What a thief Alzheimer's is, as my old friend Honey Simons once said. It's tragic evidence of the fallen world we live in as well.
Jesus said in John 10:10, speaking of the devil, "The thief does not come except to steal, and to kill, and to destroy." How well we know that in our home, where Steve has been robbed not only of memory, but of initiative, originality, perseverance and the ingenious solutions that he was known for in the workplaces and lives of so many people. The frustration has left him a virtually humorless shell of his real self, and an anxious, hunted expression has replaced the bright and inquisitive expression in his eyes. Gone is the joy in teaching the kids skills and the confidence in his ability to troubleshoot any mechanical problem he was presented with.
Steve and I still have a lot of fun together, and a thriving personal companionship that transcends mental processes. We pray and share the Word together, and he works very hard to participate in our Home Fellowship and family times. I noticed how hard he tries to stay engaged, even at the grocery store, as he helped me look for bubble gum today. He reads labels of products before putting them in the cart, whereas I just toss things in and am on to the next thing simultaneously. I was delighted to see him get a plastic produce bag open after just a little while, and he selected his own bananas. Even now, Steve lit the gas barbeque for his favorite meal, hamburgers!

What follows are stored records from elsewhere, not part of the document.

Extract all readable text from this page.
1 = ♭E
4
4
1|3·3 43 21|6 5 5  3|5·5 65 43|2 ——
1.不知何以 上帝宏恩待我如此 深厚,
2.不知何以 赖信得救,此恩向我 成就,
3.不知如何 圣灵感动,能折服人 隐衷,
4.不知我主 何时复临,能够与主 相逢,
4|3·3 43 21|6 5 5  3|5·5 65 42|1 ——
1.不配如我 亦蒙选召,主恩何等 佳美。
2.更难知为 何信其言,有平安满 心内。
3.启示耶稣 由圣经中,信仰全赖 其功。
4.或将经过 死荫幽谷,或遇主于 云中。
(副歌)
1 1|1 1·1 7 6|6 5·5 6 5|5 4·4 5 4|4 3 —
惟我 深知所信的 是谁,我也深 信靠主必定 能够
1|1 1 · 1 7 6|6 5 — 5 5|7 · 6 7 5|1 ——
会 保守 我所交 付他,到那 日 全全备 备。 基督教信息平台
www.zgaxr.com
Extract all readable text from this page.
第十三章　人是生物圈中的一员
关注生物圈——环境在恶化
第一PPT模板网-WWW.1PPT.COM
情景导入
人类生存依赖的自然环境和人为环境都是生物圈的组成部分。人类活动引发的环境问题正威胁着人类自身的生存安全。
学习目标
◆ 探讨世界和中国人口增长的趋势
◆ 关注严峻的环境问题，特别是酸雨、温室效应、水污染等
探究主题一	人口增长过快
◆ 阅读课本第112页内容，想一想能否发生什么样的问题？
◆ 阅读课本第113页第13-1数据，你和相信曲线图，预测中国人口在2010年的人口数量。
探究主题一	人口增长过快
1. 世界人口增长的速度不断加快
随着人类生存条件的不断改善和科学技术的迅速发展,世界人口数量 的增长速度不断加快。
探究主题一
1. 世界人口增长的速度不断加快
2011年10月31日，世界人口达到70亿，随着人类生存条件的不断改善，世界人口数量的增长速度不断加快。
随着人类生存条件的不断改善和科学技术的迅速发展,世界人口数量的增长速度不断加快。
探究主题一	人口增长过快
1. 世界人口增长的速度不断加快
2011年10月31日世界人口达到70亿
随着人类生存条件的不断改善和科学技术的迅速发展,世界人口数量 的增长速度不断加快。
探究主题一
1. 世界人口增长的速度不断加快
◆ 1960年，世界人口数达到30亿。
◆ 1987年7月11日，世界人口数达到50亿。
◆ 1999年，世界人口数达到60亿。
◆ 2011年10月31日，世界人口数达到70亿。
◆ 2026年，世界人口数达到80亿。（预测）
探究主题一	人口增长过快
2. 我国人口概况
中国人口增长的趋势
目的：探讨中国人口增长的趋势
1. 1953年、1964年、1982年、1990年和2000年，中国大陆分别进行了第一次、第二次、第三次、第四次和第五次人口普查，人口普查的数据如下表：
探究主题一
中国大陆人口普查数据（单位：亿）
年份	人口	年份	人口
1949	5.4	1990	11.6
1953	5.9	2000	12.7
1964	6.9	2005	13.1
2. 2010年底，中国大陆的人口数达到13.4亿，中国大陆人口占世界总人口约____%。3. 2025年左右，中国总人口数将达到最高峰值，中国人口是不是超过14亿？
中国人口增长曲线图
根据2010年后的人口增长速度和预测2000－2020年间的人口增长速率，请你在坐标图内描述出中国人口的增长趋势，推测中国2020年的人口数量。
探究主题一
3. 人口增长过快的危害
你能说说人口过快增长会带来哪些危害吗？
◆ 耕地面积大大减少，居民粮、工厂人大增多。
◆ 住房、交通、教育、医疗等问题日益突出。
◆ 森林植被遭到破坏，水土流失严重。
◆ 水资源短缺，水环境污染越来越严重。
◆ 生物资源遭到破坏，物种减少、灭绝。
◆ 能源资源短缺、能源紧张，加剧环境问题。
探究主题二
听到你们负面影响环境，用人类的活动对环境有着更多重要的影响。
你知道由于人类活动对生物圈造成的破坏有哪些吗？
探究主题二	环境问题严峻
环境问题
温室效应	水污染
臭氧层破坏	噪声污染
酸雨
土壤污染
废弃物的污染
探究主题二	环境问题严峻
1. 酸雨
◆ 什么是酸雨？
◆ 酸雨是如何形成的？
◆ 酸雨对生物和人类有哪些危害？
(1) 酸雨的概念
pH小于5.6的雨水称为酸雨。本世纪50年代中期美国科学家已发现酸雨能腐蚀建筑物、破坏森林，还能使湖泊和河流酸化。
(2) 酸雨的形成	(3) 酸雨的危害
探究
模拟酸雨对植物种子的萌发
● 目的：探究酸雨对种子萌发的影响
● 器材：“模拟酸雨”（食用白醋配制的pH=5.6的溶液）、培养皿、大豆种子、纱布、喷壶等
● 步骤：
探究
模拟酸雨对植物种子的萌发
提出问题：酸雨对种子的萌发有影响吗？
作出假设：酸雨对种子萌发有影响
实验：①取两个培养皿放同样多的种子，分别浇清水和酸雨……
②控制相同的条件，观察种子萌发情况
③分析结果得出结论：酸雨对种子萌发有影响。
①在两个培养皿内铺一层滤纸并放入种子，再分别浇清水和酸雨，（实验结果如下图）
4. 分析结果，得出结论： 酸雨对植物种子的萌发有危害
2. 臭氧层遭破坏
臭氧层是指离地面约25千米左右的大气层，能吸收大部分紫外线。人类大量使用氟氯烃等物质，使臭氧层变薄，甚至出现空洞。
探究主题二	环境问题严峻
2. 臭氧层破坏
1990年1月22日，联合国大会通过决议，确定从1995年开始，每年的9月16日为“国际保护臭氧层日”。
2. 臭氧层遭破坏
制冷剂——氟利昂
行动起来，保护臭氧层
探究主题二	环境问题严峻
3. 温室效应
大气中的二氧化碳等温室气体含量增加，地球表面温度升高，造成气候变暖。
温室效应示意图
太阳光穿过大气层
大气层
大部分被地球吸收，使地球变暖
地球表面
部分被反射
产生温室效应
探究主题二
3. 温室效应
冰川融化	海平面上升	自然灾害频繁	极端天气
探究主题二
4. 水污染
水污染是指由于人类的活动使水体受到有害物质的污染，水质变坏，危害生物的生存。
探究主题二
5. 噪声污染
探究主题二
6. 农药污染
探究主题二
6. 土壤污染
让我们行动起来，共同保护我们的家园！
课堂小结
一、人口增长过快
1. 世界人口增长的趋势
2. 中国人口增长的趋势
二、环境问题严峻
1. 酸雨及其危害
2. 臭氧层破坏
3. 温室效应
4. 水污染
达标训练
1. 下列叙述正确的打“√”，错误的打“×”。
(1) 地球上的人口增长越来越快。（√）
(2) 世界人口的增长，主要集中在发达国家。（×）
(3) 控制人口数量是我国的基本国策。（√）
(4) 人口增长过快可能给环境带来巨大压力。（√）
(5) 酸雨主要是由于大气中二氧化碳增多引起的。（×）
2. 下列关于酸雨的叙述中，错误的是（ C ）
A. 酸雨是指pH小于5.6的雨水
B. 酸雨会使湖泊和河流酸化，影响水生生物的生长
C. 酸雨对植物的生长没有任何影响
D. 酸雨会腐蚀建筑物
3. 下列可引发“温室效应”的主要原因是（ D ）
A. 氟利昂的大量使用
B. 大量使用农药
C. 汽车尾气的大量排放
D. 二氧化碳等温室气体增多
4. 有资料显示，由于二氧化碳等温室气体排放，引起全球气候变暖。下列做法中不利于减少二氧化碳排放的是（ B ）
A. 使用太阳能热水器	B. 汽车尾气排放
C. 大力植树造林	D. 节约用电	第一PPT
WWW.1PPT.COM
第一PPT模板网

As I go out after dinner to make sure the gas is turned off, I will be grateful that we have a long and happy marriage, and that God has given us the courage to go into a devastating future together in faith, and has provided all that is required to do it.
Philippians 4:19 says, "And my God shall supply all your need according to His riches in glory by Christ Jesus." Faith is the language spoken here in this house--we believe, and we receive, all our needs daily. Verse 20 goes on to say, "Now to our God and Father be glory forever and ever. Amen."